November 8, 2009
Editorial: Brighter
at the port
A surprising and unforeseen aspect of efforts to preserve
Providence’s industrial waterfront is the degree to
which it has succeeded in promoting the city’s long-overlooked
port, the source of Providence’s original prosperity.
Now it seems that people who may have forgotten that the city
even had a working waterfront are talking up its recently
redredged channel, excellent intermodal rail and Interstate
Highway System connections, generous cargo-handling area and
the advantages of the marine trades in general. Ports have
big economic multiplier effects and they lower some prices
in their areas.
One new fan is Providence’s mayor, David Cicilline,
who recently traveled to Washington, D.C., seeking $39 million
in federal stimulus funds for major upgrades and expansion
at the Port of Providence, that stretch off Allens Avenue
that for years seemed consigned in a literal sense to the
scrap heap of history, since scrap steel is one of the few
commodities handled there.
If the funds come through, and in this effort Mayor Cicilline
has enlisted the Rhode Island congressional delegation, it
will work an impressive transformation on ProvPort.
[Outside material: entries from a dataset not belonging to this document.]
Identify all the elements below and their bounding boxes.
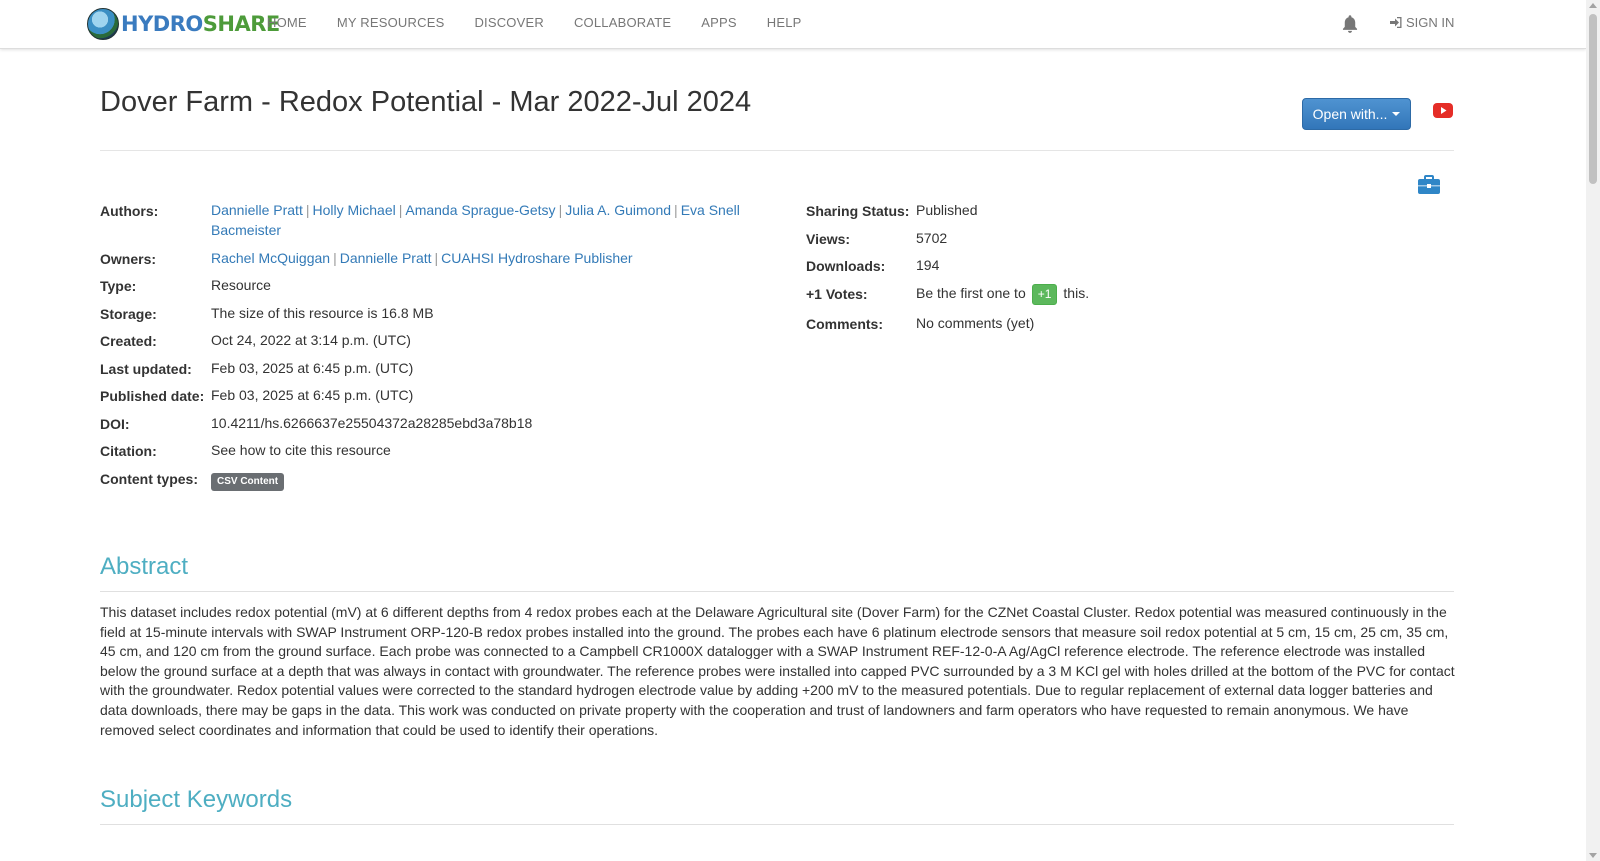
downloads-value: 194 [916,257,940,273]
author-link[interactable]: Dannielle Pratt [211,202,303,218]
citation-label: Citation: [100,443,157,459]
created-label: Created: [100,333,157,349]
nav-collaborate[interactable]: COLLABORATE [559,0,686,48]
published-date-label: Published date: [100,388,205,404]
caret-down-icon [1392,112,1401,116]
youtube-icon[interactable] [1433,103,1453,118]
scroll-up-icon[interactable] [1589,3,1597,8]
nav-apps[interactable]: APPS [686,0,751,48]
views-label: Views: [806,231,851,247]
top-navbar: HYDROSHARE HOME MY RESOURCES DISCOVER CO… [0,0,1586,49]
owner-link[interactable]: CUAHSI Hydroshare Publisher [441,250,632,266]
comments-link[interactable]: No comments (yet) [916,314,1034,334]
open-with-button[interactable]: Open with... [1302,98,1411,130]
nav-help[interactable]: HELP [752,0,817,48]
subject-keywords-heading: Subject Keywords [100,786,293,813]
votes-label: +1 Votes: [806,286,868,302]
sharing-status-label: Sharing Status: [806,203,910,219]
sharing-status-value: Published [916,202,978,218]
nav-my-resources[interactable]: MY RESOURCES [322,0,460,48]
owner-link[interactable]: Rachel McQuiggan [211,250,330,266]
owners-list: Rachel McQuiggan | Dannielle Pratt | CUAHSI … [211,250,633,266]
created-value: Oct 24, 2022 at 3:14 p.m. (UTC) [211,332,411,348]
sign-in-link[interactable]: SIGN IN [1389,15,1454,30]
owners-label: Owners: [100,251,157,267]
author-link[interactable]: Holly Michael [312,202,395,218]
abstract-text: This dataset includes redox potential (m… [100,604,1455,738]
storage-label: Storage: [100,306,157,322]
globe-icon [87,8,119,40]
authors-list: Dannielle Pratt | Holly Michael | Amanda Spr… [211,202,740,238]
last-updated-value: Feb 03, 2025 at 6:45 p.m. (UTC) [211,360,414,376]
abstract-heading: Abstract [100,553,189,580]
doi-label: DOI: [100,416,130,432]
hydroshare-logo[interactable]: HYDROSHARE [87,8,280,40]
views-value: 5702 [916,230,948,246]
briefcase-icon[interactable] [1418,175,1440,194]
last-updated-label: Last updated: [100,361,192,377]
open-with-label: Open with... [1312,106,1388,122]
comments-label: Comments: [806,316,884,332]
type-label: Type: [100,278,137,294]
sign-in-label: SIGN IN [1406,15,1455,30]
bell-icon[interactable] [1339,13,1361,35]
title-divider [100,150,1454,151]
content-types-value: CSV Content [211,470,285,491]
author-link[interactable]: Amanda Sprague-Getsy [405,202,555,218]
published-date-value: Feb 03, 2025 at 6:45 p.m. (UTC) [211,387,414,403]
scrollbar-thumb[interactable] [1589,14,1597,184]
author-link[interactable]: Bacmeister [211,222,281,238]
downloads-label: Downloads: [806,258,886,274]
plus-one-button[interactable]: +1 [1031,284,1058,305]
keywords-divider [100,824,1454,825]
scroll-down-icon[interactable] [1589,853,1597,858]
type-value: Resource [211,277,271,293]
nav-links: HOME MY RESOURCES DISCOVER COLLABORATE A… [252,0,817,48]
resource-title: Dover Farm - Redox Potential - Mar 2022-… [100,86,752,118]
csv-content-badge[interactable]: CSV Content [211,473,285,491]
abstract-divider [100,591,1454,592]
doi-value: 10.4211/hs.6266637e25504372a28285ebd3a78… [211,415,533,431]
storage-value: The size of this resource is 16.8 MB [211,305,434,321]
authors-label: Authors: [100,203,159,219]
citation-link[interactable]: See how to cite this resource [211,441,391,461]
author-link[interactable]: Julia A. Guimond [565,202,671,218]
author-link[interactable]: Eva Snell [681,202,740,218]
sign-in-icon [1390,17,1402,28]
votes-value: Be the first one to +1 this. [916,284,1089,305]
content-types-label: Content types: [100,471,198,487]
nav-discover[interactable]: DISCOVER [459,0,559,48]
owner-link[interactable]: Dannielle Pratt [340,250,432,266]
nav-home[interactable]: HOME [252,0,322,48]
votes-prefix: Be the first one to [916,285,1026,301]
page-scrollbar[interactable] [1586,0,1600,861]
votes-suffix: this. [1063,285,1090,301]
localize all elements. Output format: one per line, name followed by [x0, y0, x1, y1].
The funds
would pay for two barge-based container/cargo cranes, two
150-to-250-foot wind turbines and solar panels providing electricity
to operate the entire facility (with any extra sold to the
electrical grid), and, says an analysis by Bryant University,
1,000 well-paying jobs.
It would be a green port not only in electricity generation,
but also because it would help keep cargo containers off the
highways, where many are moved today, by facilitating their
shipment from other U.S. ports, such as New York, by barge
— so-called short-sea shipping.
This is exactly what the mayor should be doing, and not for
only ProvPort, but for the entire port, including the threatened
northern section of the waterfront. Hotel and condominium
developers would love to get a hold of that, to the detriment
of several long-established businesses and any future development
of Providence’s venerable and profitable port.
Better longshoremen’s jobs than maid and bus boy jobs!